親しい人は「躁状態」と「うつ状態」のギャップに驚き、歯がゆさもつのることでしょう。
しかし、「彼女(彼)は病気である」という認識を忘れずに、見守ったり、叱ったりしないことが大切です。
②ストレスをためさせない
ストレスは”双極性障害”の症状の悪化になることがあります。
躁状態の時に本人は活力にあふれ、元気なふるまいをするため、本人も、周囲からも、ストレスが溜まっていないように見えることがあります。
しかしそれはあくまで躁状態の特性のひとつであるため、ストレスが溜まっていることに本人が気づいていないだけの場合が多くあります。
この時のストレスが”双極性障害”の症状を悪化させ、鬱状態の落ち込みを激しくすることがあります。
自分のストレスに気づきにくい”双極性障害”の方に対しては、疲れているようなら休息を勧め、心配事がありそうなら話すように働きかけるなどの配慮が必要になります。
③援助側がストレスをためないようにする
”双極性障害”の方と付き合う時によくありがちなのは、「病気である」ということを忘れて「普通」を期待してしまうことです。
”双極性障害”の方は、周りの人が思っているよりも「普通」の生活を送ることが困難です。
もっと言うと、「躁状態」のタイミングでないと「普通」に見えない事さえあります。
援助側は、”双極性障害”の人と関わるときに「どこのラインがこの人の普通なの…?」と思うことがあると思います。

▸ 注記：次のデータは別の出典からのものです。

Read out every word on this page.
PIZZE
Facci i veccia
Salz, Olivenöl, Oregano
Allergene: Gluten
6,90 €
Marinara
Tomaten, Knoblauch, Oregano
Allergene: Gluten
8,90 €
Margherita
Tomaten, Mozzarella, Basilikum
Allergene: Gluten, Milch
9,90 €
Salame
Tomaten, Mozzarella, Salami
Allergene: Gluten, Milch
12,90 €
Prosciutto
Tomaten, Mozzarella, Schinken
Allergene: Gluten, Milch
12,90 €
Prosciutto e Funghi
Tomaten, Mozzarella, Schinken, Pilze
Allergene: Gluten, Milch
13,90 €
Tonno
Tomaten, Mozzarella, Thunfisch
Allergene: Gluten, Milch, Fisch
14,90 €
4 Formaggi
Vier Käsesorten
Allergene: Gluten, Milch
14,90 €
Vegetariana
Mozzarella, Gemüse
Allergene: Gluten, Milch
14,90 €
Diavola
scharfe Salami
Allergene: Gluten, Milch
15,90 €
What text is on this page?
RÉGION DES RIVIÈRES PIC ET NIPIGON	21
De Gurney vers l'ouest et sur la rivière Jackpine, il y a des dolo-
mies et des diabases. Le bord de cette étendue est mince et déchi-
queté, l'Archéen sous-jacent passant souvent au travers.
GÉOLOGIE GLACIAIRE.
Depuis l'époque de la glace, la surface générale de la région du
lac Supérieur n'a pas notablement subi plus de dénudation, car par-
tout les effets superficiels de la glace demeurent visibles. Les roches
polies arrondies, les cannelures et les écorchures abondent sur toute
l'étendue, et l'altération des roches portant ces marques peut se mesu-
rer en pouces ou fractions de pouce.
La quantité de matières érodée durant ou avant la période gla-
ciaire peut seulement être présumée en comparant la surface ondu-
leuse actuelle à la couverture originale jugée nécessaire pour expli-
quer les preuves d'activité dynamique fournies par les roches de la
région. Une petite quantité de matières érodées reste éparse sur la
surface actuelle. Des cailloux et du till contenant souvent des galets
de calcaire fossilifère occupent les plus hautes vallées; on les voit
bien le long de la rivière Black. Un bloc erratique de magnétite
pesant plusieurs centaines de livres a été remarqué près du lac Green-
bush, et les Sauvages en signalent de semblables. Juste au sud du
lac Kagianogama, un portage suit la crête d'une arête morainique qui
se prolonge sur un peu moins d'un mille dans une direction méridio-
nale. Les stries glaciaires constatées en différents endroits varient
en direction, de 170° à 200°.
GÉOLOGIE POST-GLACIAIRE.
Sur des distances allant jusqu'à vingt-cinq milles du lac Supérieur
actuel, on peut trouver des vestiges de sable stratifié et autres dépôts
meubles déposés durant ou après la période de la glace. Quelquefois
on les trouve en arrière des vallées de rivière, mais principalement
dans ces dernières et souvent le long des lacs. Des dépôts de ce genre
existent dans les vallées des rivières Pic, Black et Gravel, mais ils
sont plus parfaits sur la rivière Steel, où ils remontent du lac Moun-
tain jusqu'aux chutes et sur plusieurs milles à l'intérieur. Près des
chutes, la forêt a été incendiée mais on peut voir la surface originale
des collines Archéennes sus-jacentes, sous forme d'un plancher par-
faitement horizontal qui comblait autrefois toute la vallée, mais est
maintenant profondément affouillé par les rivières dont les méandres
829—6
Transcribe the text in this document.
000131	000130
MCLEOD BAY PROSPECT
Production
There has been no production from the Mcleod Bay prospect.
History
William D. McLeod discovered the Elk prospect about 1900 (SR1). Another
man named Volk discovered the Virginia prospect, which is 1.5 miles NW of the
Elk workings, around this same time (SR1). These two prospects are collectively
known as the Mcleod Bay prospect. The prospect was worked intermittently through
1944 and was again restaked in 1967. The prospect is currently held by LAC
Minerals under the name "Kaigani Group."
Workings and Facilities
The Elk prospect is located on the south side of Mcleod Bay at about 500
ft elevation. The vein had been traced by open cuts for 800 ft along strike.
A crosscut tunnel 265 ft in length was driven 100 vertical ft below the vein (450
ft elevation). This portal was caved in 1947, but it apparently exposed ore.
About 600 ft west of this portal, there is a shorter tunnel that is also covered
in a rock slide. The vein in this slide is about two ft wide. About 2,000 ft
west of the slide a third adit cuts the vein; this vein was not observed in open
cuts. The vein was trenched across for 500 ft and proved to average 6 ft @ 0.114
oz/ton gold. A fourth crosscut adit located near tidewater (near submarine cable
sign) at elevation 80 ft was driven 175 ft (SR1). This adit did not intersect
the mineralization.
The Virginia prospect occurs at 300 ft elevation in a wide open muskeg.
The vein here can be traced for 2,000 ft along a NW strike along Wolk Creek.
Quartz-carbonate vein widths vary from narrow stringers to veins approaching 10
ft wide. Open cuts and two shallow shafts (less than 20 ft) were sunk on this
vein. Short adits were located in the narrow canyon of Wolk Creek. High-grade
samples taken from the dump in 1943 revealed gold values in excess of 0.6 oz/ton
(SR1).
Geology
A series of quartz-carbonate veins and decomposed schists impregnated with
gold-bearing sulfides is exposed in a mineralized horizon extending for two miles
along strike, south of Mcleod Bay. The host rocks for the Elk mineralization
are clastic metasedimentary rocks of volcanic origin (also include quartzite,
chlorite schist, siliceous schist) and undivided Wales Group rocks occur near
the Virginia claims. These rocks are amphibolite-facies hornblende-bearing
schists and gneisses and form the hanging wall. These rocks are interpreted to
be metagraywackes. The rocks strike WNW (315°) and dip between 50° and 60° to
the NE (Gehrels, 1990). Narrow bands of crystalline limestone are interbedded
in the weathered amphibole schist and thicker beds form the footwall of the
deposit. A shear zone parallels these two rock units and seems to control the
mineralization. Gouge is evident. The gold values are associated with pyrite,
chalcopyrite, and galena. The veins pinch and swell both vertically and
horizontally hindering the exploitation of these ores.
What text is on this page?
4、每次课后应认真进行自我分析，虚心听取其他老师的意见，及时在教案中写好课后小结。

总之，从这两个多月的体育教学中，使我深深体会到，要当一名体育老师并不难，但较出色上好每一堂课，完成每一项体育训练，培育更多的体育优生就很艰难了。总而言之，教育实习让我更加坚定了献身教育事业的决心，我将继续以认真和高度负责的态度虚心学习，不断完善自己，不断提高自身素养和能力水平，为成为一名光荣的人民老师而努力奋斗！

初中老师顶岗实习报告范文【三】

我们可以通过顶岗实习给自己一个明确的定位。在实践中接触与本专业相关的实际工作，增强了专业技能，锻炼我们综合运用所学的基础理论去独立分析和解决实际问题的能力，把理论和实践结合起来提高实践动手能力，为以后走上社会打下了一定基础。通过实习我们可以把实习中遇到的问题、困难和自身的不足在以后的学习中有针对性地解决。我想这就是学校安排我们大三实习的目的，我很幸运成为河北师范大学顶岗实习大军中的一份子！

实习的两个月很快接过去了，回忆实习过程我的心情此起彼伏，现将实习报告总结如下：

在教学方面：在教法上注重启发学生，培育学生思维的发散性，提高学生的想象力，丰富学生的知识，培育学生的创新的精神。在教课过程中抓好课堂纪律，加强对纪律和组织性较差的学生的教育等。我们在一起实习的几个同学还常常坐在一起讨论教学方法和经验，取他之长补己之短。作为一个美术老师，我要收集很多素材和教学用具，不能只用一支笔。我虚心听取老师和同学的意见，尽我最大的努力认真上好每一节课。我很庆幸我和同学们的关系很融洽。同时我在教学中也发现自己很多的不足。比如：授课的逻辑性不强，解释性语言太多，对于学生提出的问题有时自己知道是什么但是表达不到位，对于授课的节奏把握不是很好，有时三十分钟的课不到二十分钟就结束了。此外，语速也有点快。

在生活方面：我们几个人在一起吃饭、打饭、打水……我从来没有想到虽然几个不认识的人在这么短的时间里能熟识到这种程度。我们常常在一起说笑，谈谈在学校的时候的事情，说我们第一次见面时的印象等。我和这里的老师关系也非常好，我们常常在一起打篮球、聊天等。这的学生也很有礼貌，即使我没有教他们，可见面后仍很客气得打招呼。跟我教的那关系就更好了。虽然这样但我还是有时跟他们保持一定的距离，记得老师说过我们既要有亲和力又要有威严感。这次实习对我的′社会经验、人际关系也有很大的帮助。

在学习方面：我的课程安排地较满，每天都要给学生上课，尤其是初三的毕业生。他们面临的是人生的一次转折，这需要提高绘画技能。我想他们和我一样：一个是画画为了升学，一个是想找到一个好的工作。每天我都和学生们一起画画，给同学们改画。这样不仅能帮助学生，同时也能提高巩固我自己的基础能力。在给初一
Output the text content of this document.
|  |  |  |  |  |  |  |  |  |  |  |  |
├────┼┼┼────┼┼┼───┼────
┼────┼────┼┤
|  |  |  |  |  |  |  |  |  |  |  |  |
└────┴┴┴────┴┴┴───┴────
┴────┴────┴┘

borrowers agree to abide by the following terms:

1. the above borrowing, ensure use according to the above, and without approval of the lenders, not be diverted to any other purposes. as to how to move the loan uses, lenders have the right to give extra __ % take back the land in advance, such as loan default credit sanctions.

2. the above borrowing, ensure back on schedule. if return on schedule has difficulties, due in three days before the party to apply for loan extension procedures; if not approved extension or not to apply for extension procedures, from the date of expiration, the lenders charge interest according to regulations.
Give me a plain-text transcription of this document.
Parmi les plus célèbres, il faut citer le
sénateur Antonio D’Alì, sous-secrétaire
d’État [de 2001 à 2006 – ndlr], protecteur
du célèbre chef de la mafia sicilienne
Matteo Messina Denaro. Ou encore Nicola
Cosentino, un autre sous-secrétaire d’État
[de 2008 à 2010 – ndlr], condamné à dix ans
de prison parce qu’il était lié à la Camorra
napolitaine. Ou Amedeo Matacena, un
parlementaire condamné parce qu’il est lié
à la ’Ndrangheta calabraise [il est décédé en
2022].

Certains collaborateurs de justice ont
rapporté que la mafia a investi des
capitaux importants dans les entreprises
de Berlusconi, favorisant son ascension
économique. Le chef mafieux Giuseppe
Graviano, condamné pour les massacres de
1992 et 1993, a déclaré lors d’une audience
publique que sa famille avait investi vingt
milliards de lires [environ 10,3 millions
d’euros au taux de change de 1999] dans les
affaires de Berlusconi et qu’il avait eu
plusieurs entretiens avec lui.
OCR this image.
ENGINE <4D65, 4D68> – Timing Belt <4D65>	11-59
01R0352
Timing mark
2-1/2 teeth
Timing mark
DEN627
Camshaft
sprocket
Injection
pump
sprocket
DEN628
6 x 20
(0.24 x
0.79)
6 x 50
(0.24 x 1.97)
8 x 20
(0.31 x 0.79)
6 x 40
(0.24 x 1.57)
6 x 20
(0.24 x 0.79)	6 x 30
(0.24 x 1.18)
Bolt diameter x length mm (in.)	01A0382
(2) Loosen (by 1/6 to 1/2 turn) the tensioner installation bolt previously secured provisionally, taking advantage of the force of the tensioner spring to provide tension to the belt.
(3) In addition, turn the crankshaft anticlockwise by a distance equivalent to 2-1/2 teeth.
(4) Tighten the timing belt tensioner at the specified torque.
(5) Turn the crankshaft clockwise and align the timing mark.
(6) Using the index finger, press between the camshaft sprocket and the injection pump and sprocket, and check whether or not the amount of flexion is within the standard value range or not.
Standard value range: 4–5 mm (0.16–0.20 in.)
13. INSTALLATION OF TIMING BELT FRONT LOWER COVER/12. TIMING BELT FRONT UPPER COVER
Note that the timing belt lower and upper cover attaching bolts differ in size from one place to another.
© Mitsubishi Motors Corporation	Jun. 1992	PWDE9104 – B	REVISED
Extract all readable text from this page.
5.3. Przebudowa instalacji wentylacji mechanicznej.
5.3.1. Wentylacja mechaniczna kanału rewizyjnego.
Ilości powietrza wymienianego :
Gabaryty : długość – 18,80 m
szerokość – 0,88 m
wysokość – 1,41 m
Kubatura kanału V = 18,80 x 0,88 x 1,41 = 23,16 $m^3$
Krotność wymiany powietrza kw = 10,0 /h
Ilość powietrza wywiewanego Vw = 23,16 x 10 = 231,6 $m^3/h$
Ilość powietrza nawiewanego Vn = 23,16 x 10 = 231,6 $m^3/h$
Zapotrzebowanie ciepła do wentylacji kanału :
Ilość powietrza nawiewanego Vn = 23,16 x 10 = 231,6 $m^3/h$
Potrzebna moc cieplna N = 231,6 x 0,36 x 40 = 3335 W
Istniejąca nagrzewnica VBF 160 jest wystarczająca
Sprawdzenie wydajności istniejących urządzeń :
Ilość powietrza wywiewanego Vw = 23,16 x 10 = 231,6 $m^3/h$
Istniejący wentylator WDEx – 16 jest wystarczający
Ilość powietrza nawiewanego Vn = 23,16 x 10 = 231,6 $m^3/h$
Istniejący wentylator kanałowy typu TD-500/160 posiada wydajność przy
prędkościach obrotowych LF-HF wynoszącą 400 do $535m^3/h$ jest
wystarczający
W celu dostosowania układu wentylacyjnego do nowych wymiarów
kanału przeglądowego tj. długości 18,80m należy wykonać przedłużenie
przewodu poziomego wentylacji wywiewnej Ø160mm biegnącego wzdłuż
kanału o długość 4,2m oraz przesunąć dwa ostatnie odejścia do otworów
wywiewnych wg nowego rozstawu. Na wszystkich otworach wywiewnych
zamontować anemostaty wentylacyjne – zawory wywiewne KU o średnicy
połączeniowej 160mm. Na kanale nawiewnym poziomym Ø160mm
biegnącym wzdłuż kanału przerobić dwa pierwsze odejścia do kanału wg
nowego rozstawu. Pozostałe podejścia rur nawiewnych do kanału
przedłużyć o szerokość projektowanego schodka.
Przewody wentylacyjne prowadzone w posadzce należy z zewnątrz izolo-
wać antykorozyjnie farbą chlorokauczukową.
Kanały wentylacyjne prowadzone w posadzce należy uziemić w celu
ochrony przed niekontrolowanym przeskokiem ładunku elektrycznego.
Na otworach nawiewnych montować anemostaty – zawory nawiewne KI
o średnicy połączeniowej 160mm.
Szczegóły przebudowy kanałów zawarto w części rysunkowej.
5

よく観察して、どういったときに「うつ状態」になりやすいのか、何がきっかけで「躁状態」になりやすいのかを掴んでください。
おわりに
ここまで”双極性障害”について説明してきました。
”双極性障害”の方の生きづらさは、そうでない方には分からないものがあります。
どうか、わかったふりをしないでください。
「双極性障害って言ってたけどあいつ元気そうだったぜ」
なんて言葉は使わないでください。
その”双極性障害”の方は、頑張ってエネルギーを高めて、「躁状態」に持っていってあなたに会っていたのかもしれないのです。